Bronze – Logging – crop_production

In [0]:
from pyspark.sql.types import (
    StructType, StructField,
    StringType, LongType, TimestampType
)
from pyspark.sql.functions import current_timestamp


In [0]:
log_schema = StructType([
    StructField("pipeline_name", StringType(), True),
    StructField("layer", StringType(), True),
    StructField("table_name", StringType(), True),
    StructField("status", StringType(), True),
    StructField("record_count", LongType(), True),
    StructField("start_time", TimestampType(), True),
    StructField("end_time", TimestampType(), True),
    StructField("error_message", StringType(), True)
])


In [0]:
pipeline_name = "agriculture_pipeline"
layer = "BRONZE"         
table_name = "bronze_crop_production"

try:
    # Count records processed
    record_count = df.count()

    # Write data to target table
    df.write.format("delta") \
        .option("mergeSchema", "true") \
        .mode("overwrite") \
        .saveAsTable(table_name)

    # Create success log dataframe with schema
    log_df = spark.createDataFrame(
        [(pipeline_name, layer, table_name, "SUCCESS", record_count, None, None, None)],
        schema=log_schema
    )

    # Add timestamps
    log_df = log_df \
        .withColumn("start_time", current_timestamp()) \
        .withColumn("end_time", current_timestamp())

    # Append success log
    log_df.write.format("delta") \
        .option("mergeSchema", "true") \
        .mode("append") \
        .saveAsTable("agriculture_data.pipeline_logs")

except Exception as e:
    # Create failure log dataframe with schema
    log_df = spark.createDataFrame(
        [(pipeline_name, layer, table_name, "FAILED", None, None, None, str(e))],
        schema=log_schema
    )

    # Add timestamps
    log_df = log_df \
        .withColumn("start_time", current_timestamp()) \
        .withColumn("end_time", current_timestamp())

    # Append failure log
    log_df.write.format("delta") \
        .option("mergeSchema", "true") \
        .mode("append") \
        .saveAsTable("agriculture_data.pipeline_logs")
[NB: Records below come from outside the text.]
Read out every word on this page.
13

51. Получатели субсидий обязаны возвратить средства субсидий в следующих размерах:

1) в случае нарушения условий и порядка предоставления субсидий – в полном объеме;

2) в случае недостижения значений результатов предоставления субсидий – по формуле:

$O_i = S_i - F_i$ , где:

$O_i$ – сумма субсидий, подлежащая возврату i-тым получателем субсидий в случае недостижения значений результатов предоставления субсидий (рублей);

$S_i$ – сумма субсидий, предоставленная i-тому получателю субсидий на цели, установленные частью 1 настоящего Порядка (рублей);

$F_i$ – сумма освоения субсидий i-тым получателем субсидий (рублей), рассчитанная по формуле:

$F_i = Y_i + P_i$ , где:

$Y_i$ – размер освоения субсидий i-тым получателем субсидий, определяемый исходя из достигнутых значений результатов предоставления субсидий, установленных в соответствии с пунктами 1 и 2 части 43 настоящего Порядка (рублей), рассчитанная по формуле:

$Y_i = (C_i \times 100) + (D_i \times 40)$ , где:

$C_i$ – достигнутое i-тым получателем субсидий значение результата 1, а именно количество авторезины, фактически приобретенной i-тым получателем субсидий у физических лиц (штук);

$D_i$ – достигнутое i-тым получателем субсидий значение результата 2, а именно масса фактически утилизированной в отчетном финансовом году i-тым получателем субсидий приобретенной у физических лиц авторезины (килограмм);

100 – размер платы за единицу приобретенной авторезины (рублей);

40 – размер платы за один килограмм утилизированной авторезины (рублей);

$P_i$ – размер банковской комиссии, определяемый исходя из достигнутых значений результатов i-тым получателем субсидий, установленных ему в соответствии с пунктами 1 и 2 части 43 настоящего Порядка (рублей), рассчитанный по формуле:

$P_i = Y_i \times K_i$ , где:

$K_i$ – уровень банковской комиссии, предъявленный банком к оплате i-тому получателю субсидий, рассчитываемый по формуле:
    # Fail job for Airflow
    raise


In [0]:
# Use agriculture database
spark.sql("USE agriculture_data")

# Read raw weather dataset
df = (
    spark.read
    .option("header", True)
    .option("inferSchema", True)
    .csv("/Volumes/ashritha/default/agriculture/raw/weather_data.csv")
)



Bronze – Logging – weather

In [0]:
pipeline_name = "agriculture_pipeline"
layer = "BRONZE"         
table_name = "bronze_weather"

try:
    # Count records processed
    record_count = df.count()

    # Write data to target table
    df.write.format("delta") \
        .option("mergeSchema", "true") \
        .mode("overwrite") \
        .saveAsTable(table_name)

    # Create success log dataframe with schema
    log_df = spark.createDataFrame(
        [(pipeline_name, layer, table_name, "SUCCESS", record_count, None, None, None)],
        schema=log_schema
    )

    # Add timestamps
    log_df = log_df \
        .withColumn("start_time", current_timestamp()) \
        .withColumn("end_time", current_timestamp())

    # Append success log
    log_df.write.format("delta") \
        .option("mergeSchema", "true") \
        .mode("append") \
        .saveAsTable("agriculture_data.pipeline_logs")

except Exception as e:
    # Create failure log dataframe with schema
    log_df = spark.createDataFrame(
        [(pipeline_name, layer, table_name, "FAILED", None, None, None, str(e))],
        schema=log_schema
    )

    # Add timestamps
    log_df = log_df \
        .withColumn("start_time", current_timestamp()) \
        .withColumn("end_time", current_timestamp())

    # Append failure log
    log_df.write.format("delta") \
        .option("mergeSchema", "true") \
        .mode("append") \
        .saveAsTable("agriculture_data.pipeline_logs")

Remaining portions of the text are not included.